According to the latest polls, the election will be a tight contest. But several experts have recently said that it is less important who wins the vote, and more important how they win. If the elections are viewed as transparent and free of vote rigging and violence, it will be easier for the country to attract much-needed foreign funds.
Daniel Ndlela, the managing director of Zimconsult, a Harare-based economic planning consultancy, echoes this sentiment.
"International investors come to a country where they see that the government is clean, the government is transparent," he told DW. "In fact, we don't need to invite them: They will actually be here knocking at our doors."
Persistent and chronic cash shortages damaging economy
Foreign investment isn't just needed to create jobs outside of the informal sector, where the majority of Zimbabweans are employed; it would also provide an essential flow of US dollars into the country.
In 2009 Zimbabwe abandoned its own currency and adopted the US dollar as hyperinflation raged. But the country produces few export goods to bring US dollars into the economy. This, coupled with a lack of foreign investment, triggered a chronic shortage of dollar reserves that persists today.
And, without dollars, business can't pay for the goods they need to import to keep their enterprises going or return profits to investors.
The cash shortage also affects ordinary Zimbabweans. Monetary transactions are now completely dominated by electronic payments, such as mobile money transfers.
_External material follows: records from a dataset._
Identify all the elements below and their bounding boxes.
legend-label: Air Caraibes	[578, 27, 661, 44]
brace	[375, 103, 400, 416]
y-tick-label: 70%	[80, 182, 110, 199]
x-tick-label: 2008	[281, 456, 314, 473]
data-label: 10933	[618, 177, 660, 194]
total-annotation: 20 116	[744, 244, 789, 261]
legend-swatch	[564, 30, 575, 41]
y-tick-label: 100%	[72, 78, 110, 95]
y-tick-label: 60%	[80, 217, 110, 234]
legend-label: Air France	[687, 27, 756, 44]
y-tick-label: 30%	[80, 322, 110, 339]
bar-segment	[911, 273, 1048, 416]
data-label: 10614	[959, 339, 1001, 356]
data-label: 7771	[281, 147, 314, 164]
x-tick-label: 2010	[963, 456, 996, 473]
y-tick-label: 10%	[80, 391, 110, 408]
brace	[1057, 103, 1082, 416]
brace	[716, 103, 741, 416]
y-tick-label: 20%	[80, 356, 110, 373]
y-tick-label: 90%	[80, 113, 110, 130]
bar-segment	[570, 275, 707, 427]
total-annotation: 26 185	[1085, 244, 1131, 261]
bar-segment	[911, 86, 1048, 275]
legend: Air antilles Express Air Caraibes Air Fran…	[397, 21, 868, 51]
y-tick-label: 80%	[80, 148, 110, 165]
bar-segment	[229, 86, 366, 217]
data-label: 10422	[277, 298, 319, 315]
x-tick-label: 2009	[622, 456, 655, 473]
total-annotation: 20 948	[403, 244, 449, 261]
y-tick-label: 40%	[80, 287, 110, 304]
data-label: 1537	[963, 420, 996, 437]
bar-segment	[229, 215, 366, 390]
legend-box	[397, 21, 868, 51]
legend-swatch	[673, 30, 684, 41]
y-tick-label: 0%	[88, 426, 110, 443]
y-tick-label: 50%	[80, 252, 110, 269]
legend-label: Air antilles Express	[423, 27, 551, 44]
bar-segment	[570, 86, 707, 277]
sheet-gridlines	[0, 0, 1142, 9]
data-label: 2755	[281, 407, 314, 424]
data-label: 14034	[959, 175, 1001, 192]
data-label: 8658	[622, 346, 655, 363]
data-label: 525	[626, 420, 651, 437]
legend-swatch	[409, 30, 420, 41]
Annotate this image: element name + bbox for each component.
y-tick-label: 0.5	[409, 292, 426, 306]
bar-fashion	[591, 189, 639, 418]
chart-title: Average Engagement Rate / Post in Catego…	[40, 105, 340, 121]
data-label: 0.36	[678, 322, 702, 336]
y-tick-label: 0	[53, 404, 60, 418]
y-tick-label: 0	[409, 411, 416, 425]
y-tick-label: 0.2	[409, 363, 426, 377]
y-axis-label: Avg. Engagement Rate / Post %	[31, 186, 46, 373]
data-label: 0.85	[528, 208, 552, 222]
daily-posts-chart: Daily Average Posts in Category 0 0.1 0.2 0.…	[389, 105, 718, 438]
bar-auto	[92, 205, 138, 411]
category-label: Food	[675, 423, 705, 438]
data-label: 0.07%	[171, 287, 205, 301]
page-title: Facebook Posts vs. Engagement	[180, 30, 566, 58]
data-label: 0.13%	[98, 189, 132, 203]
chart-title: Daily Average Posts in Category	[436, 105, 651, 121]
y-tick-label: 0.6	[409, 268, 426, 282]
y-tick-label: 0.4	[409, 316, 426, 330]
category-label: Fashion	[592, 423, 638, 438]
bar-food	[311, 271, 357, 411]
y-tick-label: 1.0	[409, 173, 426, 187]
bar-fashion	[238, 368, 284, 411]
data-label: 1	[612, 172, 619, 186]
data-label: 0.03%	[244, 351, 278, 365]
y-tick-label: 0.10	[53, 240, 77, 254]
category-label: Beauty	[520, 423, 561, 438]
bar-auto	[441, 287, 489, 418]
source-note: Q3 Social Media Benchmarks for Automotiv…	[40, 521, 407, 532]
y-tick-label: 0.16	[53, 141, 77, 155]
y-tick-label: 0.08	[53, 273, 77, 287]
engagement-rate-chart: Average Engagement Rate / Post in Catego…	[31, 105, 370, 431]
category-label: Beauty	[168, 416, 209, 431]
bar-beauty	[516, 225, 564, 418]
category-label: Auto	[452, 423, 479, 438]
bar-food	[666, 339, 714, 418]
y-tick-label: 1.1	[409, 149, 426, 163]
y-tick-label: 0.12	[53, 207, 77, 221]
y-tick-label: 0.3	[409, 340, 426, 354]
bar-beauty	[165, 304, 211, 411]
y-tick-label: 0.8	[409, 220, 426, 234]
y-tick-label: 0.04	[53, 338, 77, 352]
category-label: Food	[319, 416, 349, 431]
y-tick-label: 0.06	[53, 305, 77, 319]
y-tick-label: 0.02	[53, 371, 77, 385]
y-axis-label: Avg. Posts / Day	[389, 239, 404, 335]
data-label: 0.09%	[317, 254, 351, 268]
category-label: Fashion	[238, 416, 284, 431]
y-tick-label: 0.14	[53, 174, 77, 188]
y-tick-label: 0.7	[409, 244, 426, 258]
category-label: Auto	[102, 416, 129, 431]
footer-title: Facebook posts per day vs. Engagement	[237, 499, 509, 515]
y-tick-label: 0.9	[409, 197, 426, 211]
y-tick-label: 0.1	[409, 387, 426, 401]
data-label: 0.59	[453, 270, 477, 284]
But these often aren't an option for the impoverished or people in rural areas, who are forced to spend days queuing outside of banks in the hope of withdrawing the few dollars that banks have left.
To make matters worse, in 2016 Mugabe's government introduced a bond note, backed by US dollars. It is supposed to have the same value as US dollars; in reality, it's worth less.
As a result, Zimbabwe now has a complicated — and costly — three-tiered payment system: US dollars, bond notes and mobile money.
Three types of payment eat into profits
"What we want to change after the elections are money issues," Collins Chigwagwa, who runs a barbershop in the Harare suburb of Waterfalls, told DW.
"The money is disturbing us in purchasing goods," Chigwagwa explained, because when customers pay in mobile money or bond notes, the charges eat into his profits. Also, waiting to receive the money via the transfer can limit his ability to "purchase various items" he needs for his shop, he said.
"In a day, we can get 30 clients and only 10 people will pay by cash but the rest will use mobile money transfer. ... After elections we should use only one type of money, which is good for us."
As well as dealing with the cash shortage, the new president will also need to "withdraw from heavy expenditure" to stabilize the government's shaky finances and secure new international loans.
So far, Mnangagwa hasn't shown any signs of prudence. He handed civil servants a 17.5 percent pay rise in May (they already swallow 90 percent of the government's budget) and passed a 2018 budget with a bigger deficit.
Both Emmerson Mnangawa and Nelson Chamisa have made election promises that would increase government spending if they were to win the election, according to Ndlela, the economic consultant.
Still, there are some reasons for optimism. Zimbabwe is blessed with a wealth of natural resources, from platinum and lithium to huge areas of highly fertile land. It also has a high literacy rate (although not the highest as is often claimed) and a relatively strong tertiary education system.